Year of pandemic: Faith leaders experience grief, solace, resilience
In a pandemic-wracked year, religious leaders and spiritual counselors across the U.S. ministered to the ill, fed the hungry, consoled the bereaved. Some did so while recovering from COVID-19 themselves or mourning the loss of their own family members and friends.
At times, they despaired. So many people got sick, so many died, and these faith leaders couldn’t hug the ailing and the grieving, or hold their hands.
For safety’s sake, their congregations were kept away from in-person services for months, but the need to minister to them only intensified.
Amid the grief and anxiety, these faith leaders showed resilience and found reasons for hope as they re-imagined their mission. Here are some of their reflections on a trying year.
Losses
In the early weeks of the pandemic, the Rev. Joseph Dutan lost his father to the coronavirus. Days earlier Dutan’s mentor and friend, 49-year-old Jorge Ortiz-Garay, had become the first Roman Catholic priest in the U.S. to die from COVID-19.
Dutan felt grief, fear, even doubt. He mourned his father while consoling the community of St. Brigid, a Catholic church in an area straddling Brooklyn and Queens that had among the highest infection rates in New York City. His grief, he said, made him better able to help others enduring similar pain.
“When they come in for a funeral Mass of a loved one ... I feel I can relate to them, I can cry with them,” Dutan said. “I comfort them and tell them: ‘Things are going to be all right. We’re not alone; we’re in this together.’”
In the San Fernando Valley area of Los Angeles, Rabbi Noah Farkas said the pandemic’s toll has been particularly severe among the many older adults in his Valley Beth Shalom congregation.
He estimated that 25 to 50 of its roughly 5,000 members lost their lives to COVID-19 — and even more died, predominantly older congregants, “because COVID created a life situation that was untenable.”
Many were isolated in their rooms at assistedcare facilities, he said. “There was suicide, drug addiction, exhaustion — all the things you can think of when mental health deteriorates.”

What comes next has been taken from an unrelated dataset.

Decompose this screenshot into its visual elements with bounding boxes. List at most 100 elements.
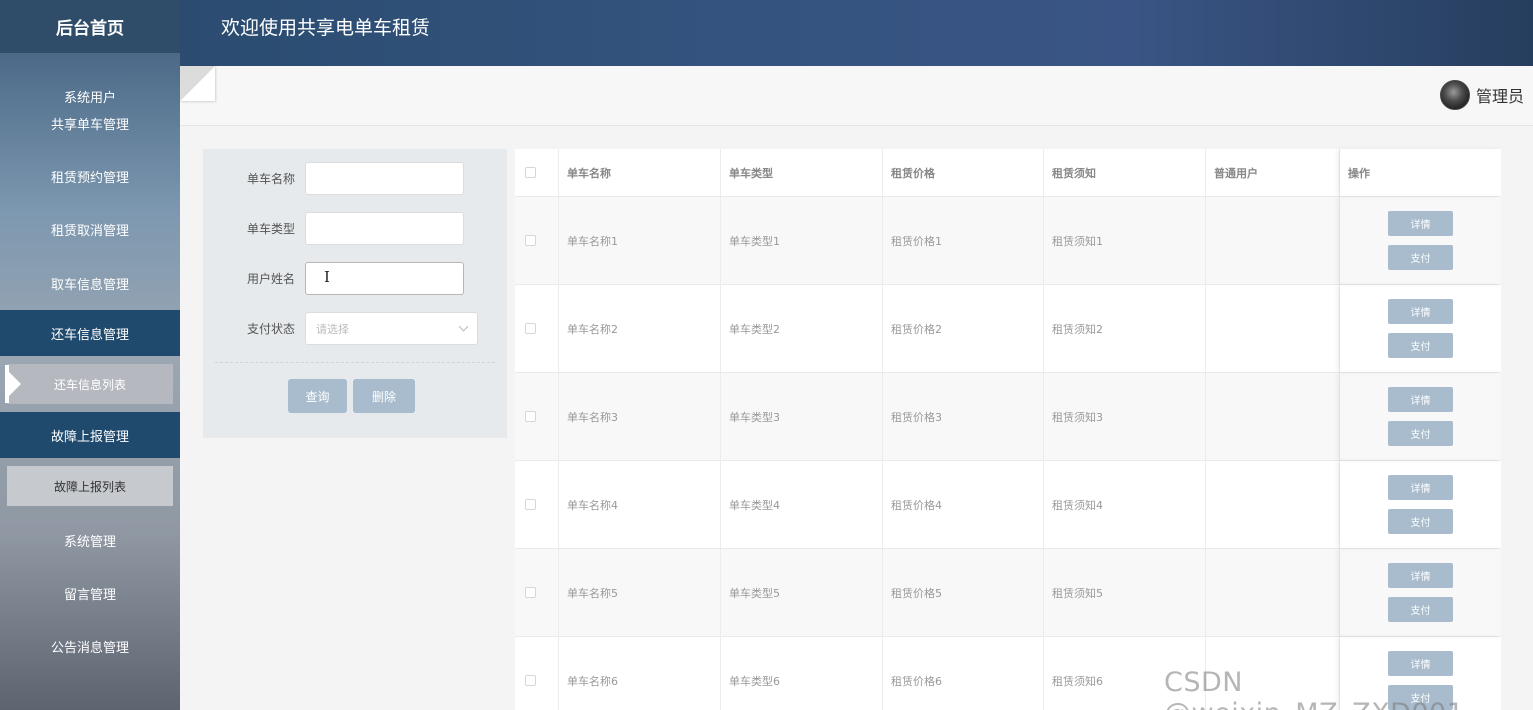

Farkas conducted 20 funerals in January alone, as California was hit by a wave of infections, always wearing a mask and sometimes a face shield. He was saddened by the inability to hug mourners.
Among the hardest-hit churches has been Saint Peter’s Lutheran Church in New York City. Its leaders say more than 60 members of the congregation of about 800 have died of COVID-19. Almost all were part of the community of some 400 who attended services in Spanish.
Bishop Paul Egensteiner, who oversees Saint Peter’s and other New York City-area congregations of the Evangelical Lutheran Church in America, said the emotional toll on pastors has been heavy.
“They couldn’t go anywhere, couldn’t take vacation,” he said. “It’s been a great strain — trying to figure out how we’re going to keep people connected, how we’re going to do worship and hospital visits.”
Brooklyn mosque
Imam Ahmed Ali of IQRA Masjid Community & Tradition, a mosque and community center in Brooklyn, sprang into action in late March after a funeral home called asking for his help to retrieve from hospitals the bodies of people who died of COVID-19 and give them burial rites. Ali was scared of the fast-spreading virus, like others, but he felt a calling to serve God and his religious duty.
He began putting in volunteer shifts of up to 20 hours transporting bodies, putting them in freezers in the funeral home, washing and enshrouding them in white cloth and taking them to cemeteries for burial.
Typically he performs the janazah, or funeral, prayer only a few times a year. At the height of the crisis in New York City, he was doing as many as 20 in a single day, and over about three months, he oversaw or took part in nearly 300 burials in all.
“It was a really challenging time, and it was a great loss for every community,” Ali said. “I pray that we don’t have to see that kind of pandemic again.”
Friendswood United Methodist Church, in the suburbs of Houston, has been spared a heavy death toll.
But one active member of the 900-strong congregation who did die of COVID-19 was “a pillar of the church” who served on many of its boards and committees and won friends for his good humor and generosity, said Jim Bass, the pastor.
“He was 74 but no underlying health conditions that we knew of,” Bass said. “When he became sick, for us in the congregation it really hit home.”